Dear Nosy Parkers,
My lawyers, Fire, Brimstone & Wrath, LLC, recently alerted Me to the fact that you’ve been digging through My business records. Consider this a friendly, (and by “friendly” I mean “threatening”), warning to cease and desist. Where and how I came up with the idea and wording for My covenant with the Israelites is none of your damned business.
And anyway, it’s perfectly normal to steal copy borrow from other companies when writing up contracts. Just because I used an Assyrian template when Abraham and I hammered out the contract between Gawd & Sons, Inc. and Chosen People Corp. doesn’t make it any less binding on the party of the second part. Whether or not the Assyrians thought of it first is immaterial to the main contract points of eternal worship of Me and complete subjugation of Chosen People Corp. to My every whim. Furthermore, simply pointing out that some Assyrian wonk got there ahead of Me re: covenant negotiation does not release My former Chosen People, (and all subsequent genetic copies, friends, acquaintances, enemies and fellow humans of same in perpetuity), from recognizing the authority of My successors, Republican and Hippy Jesus.
You know, it’s always chapped My Holy Ass that you guys are snooping in My Divine Business.
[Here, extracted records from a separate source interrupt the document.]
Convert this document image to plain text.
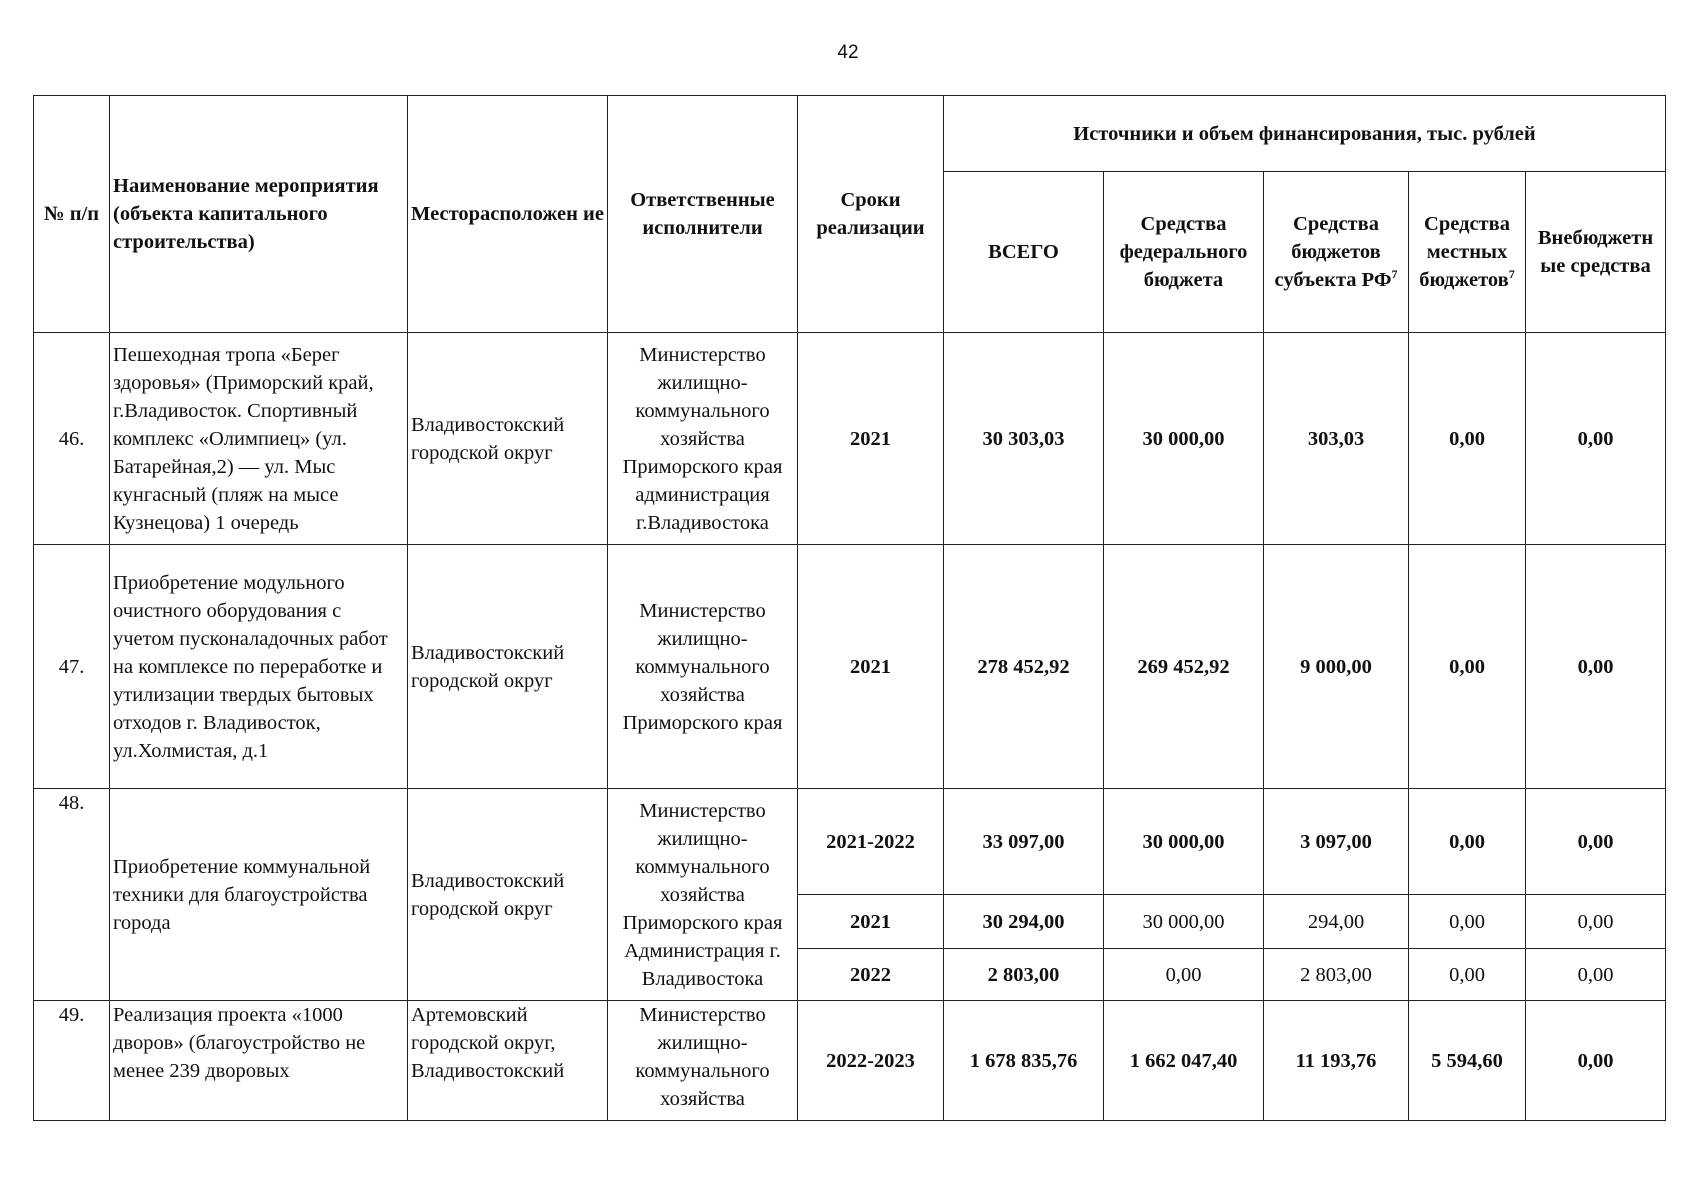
42
№ п/п	Наименование мероприятия (объекта капитального строительства)	Месторасположен ие	Ответственные исполнители	Сроки реализации	Источники и объем финансирования, тыс. рублей				
					ВСЕГО	Средства федерального бюджета	Средства бюджетов субъекта $РФ^7$	Средства местных бюджетов$^7$	Внебюджетн ые средства
46.	Пешеходная тропа «Берег здоровья» (Приморский край, г.Владивосток. Спортивный комплекс «Олимпиец» (ул. Батарейная,2) — ул. Мыс кунгасный (пляж на мысе Кузнецова) 1 очередь	Владивостокский городской округ	Министерство жилищно-коммунального хозяйства Приморского края администрация г.Владивостока	2021	30 303,03	30 000,00	303,03	0,00	0,00
47.	Приобретение модульного очистного оборудования с учетом пусконаладочных работ на комплексе по переработке и утилизации твердых бытовых отходов г. Владивосток, ул.Холмистая, д.1	Владивостокский городской округ	Министерство жилищно-коммунального хозяйства Приморского края	2021	278 452,92	269 452,92	9 000,00	0,00	0,00
48.	Приобретение коммунальной техники для благоустройства города	Владивостокский городской округ	Министерство жилищно-коммунального хозяйства Приморского края Администрация г. Владивостока	2021-2022	33 097,00	30 000,00	3 097,00	0,00	0,00
				2021	30 294,00	30 000,00	294,00	0,00	0,00
				2022	2 803,00	0,00	2 803,00	0,00	0,00
49.	Реализация проекта «1000 дворов» (благоустройство не менее 239 дворовых	Артемовский городской округ, Владивостокский	Министерство жилищно-коммунального хозяйства	2022-2023	1 678 835,76	1 662 047,40	11 193,76	5 594,60	0,00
I thought when I planted Piltdown Man I’d be able to “Gotcha!” you for once. But you had to get all sciencey and figure it out. If I’d wanted you to know every little thing that went on in the rough and tumble early days I’d have dropped you a postcard. So lay off, already, okay?
In the interest of appearing to be a kind and loving Gawd, (which I am and anyone who says I’m not can expect a nasty plague of boils followed by terminal hemorrhoids), I’ll give you a freebie. Whenever you find evidence of a massacre in antiquity or baby sacrifice or widespread child-buggery… the Jews did it.